Asymptotic approximations for stationary distributions of many-server queues with abandonment

TL;DR

This paper analyzes the long-term behavior of many-server queues with customer abandonment, establishing conditions for the existence of stationary distributions and their convergence to fluid model limits.

Contribution

It introduces a rigorous framework for the stationary distributions of many-server queues with abandonment and proves their convergence to fluid limits under general assumptions.

Findings

The system's state process is a Feller process and admits a stationary distribution.

Scaled stationary distributions are tight and converge to an invariant state of the fluid limit.

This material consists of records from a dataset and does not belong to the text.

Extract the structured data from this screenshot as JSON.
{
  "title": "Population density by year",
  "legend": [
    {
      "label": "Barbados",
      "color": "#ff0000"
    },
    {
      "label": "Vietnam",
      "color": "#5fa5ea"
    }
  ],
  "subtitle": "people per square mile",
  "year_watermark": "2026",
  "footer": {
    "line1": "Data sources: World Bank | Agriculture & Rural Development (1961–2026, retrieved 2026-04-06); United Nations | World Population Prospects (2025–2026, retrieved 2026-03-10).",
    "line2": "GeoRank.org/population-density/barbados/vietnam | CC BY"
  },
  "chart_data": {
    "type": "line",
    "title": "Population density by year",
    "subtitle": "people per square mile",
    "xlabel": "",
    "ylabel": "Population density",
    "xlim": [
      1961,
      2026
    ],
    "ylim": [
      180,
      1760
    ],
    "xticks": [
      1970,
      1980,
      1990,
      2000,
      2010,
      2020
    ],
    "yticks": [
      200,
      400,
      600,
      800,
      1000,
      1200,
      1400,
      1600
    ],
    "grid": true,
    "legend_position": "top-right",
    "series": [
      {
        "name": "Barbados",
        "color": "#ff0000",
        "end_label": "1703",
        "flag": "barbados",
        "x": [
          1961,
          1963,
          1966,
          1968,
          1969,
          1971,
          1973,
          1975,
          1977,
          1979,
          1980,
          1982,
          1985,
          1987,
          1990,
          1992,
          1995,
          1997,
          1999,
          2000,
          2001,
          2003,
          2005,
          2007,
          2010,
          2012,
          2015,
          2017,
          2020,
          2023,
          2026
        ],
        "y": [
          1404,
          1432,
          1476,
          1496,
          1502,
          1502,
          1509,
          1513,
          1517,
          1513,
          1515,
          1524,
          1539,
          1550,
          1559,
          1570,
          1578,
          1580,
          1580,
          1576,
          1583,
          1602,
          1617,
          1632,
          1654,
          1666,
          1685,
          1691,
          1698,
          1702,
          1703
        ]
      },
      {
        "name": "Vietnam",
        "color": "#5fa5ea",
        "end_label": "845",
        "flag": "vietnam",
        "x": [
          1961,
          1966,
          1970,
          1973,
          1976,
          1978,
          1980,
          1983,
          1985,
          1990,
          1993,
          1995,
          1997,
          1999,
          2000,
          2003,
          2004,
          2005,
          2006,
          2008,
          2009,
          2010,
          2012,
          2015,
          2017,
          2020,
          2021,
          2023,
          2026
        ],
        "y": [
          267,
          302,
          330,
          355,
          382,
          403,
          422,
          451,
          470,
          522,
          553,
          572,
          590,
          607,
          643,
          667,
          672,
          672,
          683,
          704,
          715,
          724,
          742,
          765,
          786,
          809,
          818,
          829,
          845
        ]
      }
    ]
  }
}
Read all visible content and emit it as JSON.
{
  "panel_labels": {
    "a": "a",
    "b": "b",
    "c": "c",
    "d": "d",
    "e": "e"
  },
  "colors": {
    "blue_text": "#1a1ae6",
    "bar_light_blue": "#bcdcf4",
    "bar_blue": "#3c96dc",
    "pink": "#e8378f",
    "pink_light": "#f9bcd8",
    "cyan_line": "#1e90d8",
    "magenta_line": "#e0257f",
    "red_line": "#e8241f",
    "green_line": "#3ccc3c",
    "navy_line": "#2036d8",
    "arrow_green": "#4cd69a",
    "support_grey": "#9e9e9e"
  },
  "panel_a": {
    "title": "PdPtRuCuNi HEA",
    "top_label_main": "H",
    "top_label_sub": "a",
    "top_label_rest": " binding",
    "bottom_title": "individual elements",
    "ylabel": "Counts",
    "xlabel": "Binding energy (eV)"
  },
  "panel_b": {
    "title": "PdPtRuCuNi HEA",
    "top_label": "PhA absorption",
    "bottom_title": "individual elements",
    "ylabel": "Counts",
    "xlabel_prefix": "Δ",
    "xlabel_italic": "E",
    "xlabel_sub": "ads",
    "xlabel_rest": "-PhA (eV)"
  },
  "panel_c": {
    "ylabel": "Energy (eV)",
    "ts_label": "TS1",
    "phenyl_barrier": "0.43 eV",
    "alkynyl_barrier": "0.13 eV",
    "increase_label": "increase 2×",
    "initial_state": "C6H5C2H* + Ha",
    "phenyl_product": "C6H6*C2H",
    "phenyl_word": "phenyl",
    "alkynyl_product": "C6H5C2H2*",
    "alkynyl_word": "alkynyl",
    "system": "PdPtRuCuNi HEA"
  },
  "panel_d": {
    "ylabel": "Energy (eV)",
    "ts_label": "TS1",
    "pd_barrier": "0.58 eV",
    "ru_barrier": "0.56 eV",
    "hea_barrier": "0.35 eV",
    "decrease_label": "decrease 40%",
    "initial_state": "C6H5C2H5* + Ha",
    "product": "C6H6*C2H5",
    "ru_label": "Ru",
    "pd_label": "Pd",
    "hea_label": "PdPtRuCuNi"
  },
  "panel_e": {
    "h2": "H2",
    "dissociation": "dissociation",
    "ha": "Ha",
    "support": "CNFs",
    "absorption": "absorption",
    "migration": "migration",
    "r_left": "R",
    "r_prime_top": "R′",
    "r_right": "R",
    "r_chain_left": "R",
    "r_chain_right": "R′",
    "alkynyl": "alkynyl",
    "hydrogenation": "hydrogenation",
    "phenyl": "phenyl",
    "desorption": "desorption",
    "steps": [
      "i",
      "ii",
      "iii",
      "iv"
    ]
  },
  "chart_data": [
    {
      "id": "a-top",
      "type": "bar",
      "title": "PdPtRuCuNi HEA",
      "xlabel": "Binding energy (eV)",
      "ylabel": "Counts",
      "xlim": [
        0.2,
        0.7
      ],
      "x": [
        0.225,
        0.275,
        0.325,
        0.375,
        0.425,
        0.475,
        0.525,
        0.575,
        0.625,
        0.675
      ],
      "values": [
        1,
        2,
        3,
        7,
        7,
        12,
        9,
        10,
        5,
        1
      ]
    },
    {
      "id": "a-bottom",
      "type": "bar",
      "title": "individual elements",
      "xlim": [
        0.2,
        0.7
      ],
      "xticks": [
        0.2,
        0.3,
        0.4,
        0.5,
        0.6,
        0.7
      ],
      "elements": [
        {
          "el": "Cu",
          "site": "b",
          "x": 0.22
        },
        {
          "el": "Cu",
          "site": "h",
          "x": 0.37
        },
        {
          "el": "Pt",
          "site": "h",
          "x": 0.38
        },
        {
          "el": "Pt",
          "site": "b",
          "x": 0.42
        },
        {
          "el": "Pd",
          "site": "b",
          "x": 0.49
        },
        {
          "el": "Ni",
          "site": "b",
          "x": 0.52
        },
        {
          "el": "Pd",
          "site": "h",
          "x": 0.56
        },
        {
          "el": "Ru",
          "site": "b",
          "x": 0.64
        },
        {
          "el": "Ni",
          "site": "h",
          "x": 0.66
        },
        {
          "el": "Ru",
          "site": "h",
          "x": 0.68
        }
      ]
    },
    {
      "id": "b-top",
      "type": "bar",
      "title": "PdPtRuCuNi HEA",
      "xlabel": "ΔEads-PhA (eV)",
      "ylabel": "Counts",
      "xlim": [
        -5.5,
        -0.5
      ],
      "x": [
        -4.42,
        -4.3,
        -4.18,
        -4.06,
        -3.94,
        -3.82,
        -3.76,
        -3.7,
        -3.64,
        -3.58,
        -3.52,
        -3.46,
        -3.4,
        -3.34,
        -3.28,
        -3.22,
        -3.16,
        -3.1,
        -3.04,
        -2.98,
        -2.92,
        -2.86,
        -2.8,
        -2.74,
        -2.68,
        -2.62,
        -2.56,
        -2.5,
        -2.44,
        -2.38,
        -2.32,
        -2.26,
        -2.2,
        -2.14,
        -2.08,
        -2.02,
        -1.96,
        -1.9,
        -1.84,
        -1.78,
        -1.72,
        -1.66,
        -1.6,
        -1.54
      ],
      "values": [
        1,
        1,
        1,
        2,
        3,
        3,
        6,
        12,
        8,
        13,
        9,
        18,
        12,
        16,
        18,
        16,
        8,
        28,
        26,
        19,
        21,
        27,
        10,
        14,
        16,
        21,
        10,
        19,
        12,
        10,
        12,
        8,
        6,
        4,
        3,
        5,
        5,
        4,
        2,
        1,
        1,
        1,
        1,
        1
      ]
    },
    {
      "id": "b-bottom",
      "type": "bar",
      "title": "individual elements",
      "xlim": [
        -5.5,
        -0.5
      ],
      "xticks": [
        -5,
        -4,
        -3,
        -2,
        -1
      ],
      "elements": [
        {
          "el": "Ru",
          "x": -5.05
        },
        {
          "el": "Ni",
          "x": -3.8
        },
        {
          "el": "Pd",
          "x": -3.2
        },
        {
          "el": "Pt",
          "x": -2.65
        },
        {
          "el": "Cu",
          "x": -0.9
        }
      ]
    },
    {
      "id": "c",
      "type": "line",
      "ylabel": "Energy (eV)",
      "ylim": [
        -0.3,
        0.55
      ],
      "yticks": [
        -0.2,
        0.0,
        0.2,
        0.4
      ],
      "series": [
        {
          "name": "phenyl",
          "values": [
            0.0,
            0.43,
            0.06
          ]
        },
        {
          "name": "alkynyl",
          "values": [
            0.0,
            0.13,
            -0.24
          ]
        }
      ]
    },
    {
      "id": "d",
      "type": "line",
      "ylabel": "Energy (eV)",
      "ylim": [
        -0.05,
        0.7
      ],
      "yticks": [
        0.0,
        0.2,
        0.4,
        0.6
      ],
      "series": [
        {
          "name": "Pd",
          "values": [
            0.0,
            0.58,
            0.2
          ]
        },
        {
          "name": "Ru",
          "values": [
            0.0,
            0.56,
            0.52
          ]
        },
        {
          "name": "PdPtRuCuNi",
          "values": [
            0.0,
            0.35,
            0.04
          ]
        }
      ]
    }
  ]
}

Interchanging limits of large number of servers and time may not always be valid.

Abstract

A many-server queueing system is considered in which customers arrive according to a renewal process and have service and patience times that are drawn from two independent sequences of independent, identically distributed random variables. Customers enter service in the order of arrival and are assumed to abandon the queue if the waiting time in queue exceeds the patience time. The state of the system with $N$ servers is represented by a four-component process that consists of the forward recurrence time of the arrival process, a pair of measure-valued processes, one that keeps track of the waiting times of customers in queue and the other that keeps track of the amounts of time customers present in the system have been in service and a real-valued process that represents the total number of customers in the system. Under general assumptions, it is shown that the state process is a Feller process, admits a stationary distribution and is ergodic. It is also shown that the associated sequence of scaled stationary distributions is tight, and that any subsequence converges to an invariant state for the fluid limit. In particular, this implies that when the associated fluid limit has a unique invariant state, then the sequence of stationary distributions converges, as $N\rightarrow \infty$, to the invariant state. In addition, a simple example is given to illustrate that, both in the presence and absence of abandonments, the $N\rightarrow \infty$ and $t\rightarrow \infty$ limits cannot always be interchanged.